RDI was a nice piece of the puzzle in helping us have a closer relationship with Philip. We learned to incorporate more declarative language and less imperative (in other words fewer commands). We tried to build a sense of competence in Philip by having him help us in chores like putting away silverware and doing laundry. We played games that built in patterns and then introduced variations to help him be able to handle change. We also worked on activities that naturally made him pay attention to our facial expressions and body language. An example would be hiding a piece of candy and playing a hot/cold kind of game by smiles and nods if he was getting closer or frowns and head shakes if he was getting colder. It was during this RDI time that we had family circle time daily and our family as a whole grew closer. All the kids have fond memories of family hide and seek, obstacle courses, and singing the Barney song as we gave each other hugs and kisses.
What made me think back to RDI was a worksheet we filled out during one of our workshops with Bruce. It was a “Mission Preview” of our hopes and dreams for each period of time in the future. The Mission Preview was to serve as a motivator, roadmap, and reference point for future progress. Here’s what I wrote:
Preview 1: Short-term (within the next 2 years)- Philip participates in dinnertime conversation with the family.
Preview 2: Intermediate (within the next 5-7 years)- Philip has a friend he plays with.
Preview 3: Long term (more than 10 years from now)- Philip goes to high school and participates in extracurricular activities. He gets a job as an adult.
There was a time when I thought none of those dreams would come true. Today made me think it is now possible.
Our family has started doing “after dinner conversations” with Philip. This is because I think Philip still needs minimal distractions to do this. Eating and lots of voices all at once is probably too much, but I think he will get there.
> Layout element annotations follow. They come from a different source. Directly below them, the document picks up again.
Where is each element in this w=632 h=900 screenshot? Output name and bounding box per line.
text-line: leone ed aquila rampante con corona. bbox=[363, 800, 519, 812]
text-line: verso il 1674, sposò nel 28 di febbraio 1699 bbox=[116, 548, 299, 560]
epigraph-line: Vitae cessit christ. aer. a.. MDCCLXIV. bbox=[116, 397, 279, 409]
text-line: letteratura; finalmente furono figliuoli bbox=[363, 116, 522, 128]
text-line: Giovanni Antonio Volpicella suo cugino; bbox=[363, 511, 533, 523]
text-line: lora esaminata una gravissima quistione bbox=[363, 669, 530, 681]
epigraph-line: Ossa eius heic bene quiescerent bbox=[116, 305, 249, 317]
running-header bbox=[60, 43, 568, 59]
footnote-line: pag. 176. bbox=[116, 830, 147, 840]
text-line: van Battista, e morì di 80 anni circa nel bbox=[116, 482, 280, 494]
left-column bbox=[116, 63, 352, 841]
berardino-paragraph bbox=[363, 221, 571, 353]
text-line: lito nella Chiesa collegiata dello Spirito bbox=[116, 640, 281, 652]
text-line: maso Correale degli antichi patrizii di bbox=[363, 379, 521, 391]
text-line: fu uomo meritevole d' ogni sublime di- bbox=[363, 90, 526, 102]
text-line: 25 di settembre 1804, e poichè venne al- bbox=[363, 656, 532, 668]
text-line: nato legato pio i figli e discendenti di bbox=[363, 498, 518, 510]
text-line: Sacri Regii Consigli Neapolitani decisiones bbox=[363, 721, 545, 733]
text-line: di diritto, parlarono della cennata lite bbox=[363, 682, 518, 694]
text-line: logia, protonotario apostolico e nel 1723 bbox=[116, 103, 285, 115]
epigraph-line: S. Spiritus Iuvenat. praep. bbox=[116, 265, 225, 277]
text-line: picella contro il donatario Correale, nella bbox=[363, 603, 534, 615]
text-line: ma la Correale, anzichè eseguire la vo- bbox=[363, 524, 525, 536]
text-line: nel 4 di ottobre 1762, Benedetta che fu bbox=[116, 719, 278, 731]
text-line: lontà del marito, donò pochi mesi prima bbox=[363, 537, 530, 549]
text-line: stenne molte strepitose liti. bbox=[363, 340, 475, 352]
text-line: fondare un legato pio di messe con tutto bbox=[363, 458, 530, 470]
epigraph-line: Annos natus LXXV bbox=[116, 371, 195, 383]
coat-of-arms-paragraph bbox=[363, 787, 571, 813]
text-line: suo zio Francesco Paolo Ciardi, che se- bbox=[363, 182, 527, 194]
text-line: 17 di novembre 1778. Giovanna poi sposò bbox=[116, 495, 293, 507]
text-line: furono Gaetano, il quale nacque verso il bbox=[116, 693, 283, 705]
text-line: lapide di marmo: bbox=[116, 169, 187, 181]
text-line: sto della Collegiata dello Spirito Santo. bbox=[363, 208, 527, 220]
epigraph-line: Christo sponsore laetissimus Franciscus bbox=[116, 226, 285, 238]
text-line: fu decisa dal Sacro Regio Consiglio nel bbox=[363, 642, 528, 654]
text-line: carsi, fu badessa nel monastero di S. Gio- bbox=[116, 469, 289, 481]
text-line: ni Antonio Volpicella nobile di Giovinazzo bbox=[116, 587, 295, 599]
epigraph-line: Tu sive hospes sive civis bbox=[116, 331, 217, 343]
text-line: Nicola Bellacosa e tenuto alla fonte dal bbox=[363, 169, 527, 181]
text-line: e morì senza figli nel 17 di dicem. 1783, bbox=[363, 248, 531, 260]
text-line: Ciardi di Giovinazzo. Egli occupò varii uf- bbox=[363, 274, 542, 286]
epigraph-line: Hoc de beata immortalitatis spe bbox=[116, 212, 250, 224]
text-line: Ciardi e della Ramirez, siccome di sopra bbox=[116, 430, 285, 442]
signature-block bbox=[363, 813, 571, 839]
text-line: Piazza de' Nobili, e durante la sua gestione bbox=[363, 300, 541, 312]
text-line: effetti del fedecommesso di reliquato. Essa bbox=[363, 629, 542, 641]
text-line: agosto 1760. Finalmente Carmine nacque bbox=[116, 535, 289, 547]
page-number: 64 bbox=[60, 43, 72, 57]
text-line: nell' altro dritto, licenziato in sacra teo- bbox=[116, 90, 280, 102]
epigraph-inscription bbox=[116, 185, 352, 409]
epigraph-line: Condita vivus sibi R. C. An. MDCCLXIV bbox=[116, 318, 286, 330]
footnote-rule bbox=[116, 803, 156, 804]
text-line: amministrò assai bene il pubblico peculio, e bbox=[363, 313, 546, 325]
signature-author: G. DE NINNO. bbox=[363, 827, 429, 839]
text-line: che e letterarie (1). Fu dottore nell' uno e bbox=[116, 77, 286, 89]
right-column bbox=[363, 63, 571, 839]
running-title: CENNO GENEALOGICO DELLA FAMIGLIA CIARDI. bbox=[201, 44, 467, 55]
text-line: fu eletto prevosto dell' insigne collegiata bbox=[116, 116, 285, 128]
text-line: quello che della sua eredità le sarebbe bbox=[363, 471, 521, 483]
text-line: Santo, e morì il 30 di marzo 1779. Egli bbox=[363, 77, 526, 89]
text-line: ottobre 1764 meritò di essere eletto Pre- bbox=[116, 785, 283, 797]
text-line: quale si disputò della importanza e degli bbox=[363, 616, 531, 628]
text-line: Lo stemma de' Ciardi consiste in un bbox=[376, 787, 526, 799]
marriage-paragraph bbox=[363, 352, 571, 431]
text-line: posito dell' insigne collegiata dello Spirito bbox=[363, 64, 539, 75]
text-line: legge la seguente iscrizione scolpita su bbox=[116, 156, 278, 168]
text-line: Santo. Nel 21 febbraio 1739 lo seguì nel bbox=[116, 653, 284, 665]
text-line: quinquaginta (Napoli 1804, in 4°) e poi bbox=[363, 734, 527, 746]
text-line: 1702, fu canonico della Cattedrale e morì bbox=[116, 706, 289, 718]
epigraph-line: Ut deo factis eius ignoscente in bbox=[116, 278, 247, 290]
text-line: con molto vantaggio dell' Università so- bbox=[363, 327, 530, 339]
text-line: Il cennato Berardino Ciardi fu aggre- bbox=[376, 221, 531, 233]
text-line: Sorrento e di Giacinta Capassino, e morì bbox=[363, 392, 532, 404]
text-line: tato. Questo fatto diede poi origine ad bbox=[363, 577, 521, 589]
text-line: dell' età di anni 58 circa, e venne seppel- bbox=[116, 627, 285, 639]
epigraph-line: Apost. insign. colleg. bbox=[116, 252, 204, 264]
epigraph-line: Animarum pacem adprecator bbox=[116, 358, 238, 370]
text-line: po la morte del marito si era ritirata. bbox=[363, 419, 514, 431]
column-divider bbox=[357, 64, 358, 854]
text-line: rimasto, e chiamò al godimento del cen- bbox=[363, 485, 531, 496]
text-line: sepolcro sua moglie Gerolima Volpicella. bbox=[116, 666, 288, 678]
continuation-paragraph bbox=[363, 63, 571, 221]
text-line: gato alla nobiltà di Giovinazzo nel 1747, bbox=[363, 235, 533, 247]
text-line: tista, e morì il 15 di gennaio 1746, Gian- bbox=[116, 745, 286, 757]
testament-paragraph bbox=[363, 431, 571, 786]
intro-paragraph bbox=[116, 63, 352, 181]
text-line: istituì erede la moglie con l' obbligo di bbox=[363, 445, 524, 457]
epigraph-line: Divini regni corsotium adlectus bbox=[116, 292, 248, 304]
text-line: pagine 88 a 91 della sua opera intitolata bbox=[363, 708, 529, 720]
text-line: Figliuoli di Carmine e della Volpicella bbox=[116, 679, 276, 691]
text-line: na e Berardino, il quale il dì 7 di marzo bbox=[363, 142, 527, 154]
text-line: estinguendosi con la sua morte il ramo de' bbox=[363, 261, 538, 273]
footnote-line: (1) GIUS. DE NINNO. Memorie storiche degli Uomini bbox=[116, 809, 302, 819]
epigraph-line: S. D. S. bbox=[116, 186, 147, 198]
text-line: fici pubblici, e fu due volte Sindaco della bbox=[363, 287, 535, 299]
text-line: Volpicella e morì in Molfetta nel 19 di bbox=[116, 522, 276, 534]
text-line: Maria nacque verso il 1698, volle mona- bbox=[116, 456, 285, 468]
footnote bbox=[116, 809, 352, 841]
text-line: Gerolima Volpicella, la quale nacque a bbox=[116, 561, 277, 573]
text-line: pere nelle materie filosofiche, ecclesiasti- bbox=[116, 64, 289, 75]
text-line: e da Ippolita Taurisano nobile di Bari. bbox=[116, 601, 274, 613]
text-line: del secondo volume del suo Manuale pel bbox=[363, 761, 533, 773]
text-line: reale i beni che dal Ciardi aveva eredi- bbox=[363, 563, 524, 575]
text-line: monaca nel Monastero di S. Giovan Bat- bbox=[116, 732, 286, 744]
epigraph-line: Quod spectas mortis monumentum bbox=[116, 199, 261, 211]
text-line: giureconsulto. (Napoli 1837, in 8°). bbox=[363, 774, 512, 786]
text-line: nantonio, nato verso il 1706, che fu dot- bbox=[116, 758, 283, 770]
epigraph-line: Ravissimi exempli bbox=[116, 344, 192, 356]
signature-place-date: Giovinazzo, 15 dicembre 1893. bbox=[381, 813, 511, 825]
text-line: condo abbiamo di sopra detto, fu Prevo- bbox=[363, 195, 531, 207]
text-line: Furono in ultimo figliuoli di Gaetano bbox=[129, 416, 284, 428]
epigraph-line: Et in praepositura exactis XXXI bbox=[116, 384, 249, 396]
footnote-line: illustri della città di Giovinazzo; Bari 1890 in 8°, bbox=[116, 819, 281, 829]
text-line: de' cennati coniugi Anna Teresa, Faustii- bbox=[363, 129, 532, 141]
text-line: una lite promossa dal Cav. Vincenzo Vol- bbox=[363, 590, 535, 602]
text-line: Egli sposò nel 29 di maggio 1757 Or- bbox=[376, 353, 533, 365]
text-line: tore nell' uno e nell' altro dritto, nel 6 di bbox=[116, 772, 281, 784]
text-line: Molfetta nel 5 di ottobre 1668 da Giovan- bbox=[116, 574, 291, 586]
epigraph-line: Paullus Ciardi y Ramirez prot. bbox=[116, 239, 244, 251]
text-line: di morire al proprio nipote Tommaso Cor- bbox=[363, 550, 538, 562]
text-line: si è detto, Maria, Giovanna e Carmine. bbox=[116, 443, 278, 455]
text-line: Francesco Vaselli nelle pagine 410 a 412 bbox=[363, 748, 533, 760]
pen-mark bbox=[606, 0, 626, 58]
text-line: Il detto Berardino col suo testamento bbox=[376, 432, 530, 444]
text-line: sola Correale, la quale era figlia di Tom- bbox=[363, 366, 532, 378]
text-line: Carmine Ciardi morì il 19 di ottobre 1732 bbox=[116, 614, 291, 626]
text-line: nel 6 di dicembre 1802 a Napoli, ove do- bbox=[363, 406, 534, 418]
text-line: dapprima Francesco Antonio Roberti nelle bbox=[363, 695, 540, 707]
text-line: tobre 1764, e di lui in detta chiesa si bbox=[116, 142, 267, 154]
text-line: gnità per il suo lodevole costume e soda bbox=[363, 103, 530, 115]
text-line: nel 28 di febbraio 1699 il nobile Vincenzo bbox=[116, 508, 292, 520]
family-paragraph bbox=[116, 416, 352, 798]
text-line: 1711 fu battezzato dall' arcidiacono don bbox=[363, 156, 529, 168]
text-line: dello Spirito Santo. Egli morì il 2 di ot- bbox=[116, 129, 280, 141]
Each person gets to converse one at a time with Philip while I hold the letterboard (hopefully this will transfer to the others too, but for now, he does best with me holding it even if the kids are speaking directly to Philip).
The conversations went like this:
Me: What question would you like to ask Carlos?
Philip: WEAR (misspell for where) THE ARSENAL FROM?
(This is a relevant question because Carlos’s soccer team is called Amherst Arsenal and we all watch his games at least once a week. Philip also knows Carlos is into watching soccer on TV and likes the professional Arsenal team.)Carlos: They are from London. Do you know where London is?
Carlos: Actually it’s in England which is a country in Europe.
Me: Yes, remember we learned about England when America wanted to become free from English rule.
Carlos: Do you like soccer?
Lia: Why do you like to twirl things?
Philip: IT FEELS GOOD. ACHIEVE PEACE.
Me: Do you want to say anything to Lia? It can be anything, even a question.
Philip: YOU ARE TALENTED
Me: in what?
Sam: What was the best part of today? (This was over the weekend)
Philip: BEST IDEA IS A DAY TOGETHER
Me: What would you like to say to Dad?
Philip: ISN’T IT A MOST AUSUME (awesome) TIME?
Sam: Yes it is!
I’ll have to amen that! It is an awesome time to start seeing the puzzle pieces coming together (relationship, communication, learning) and we can begin to see Philip more and more clearly each day.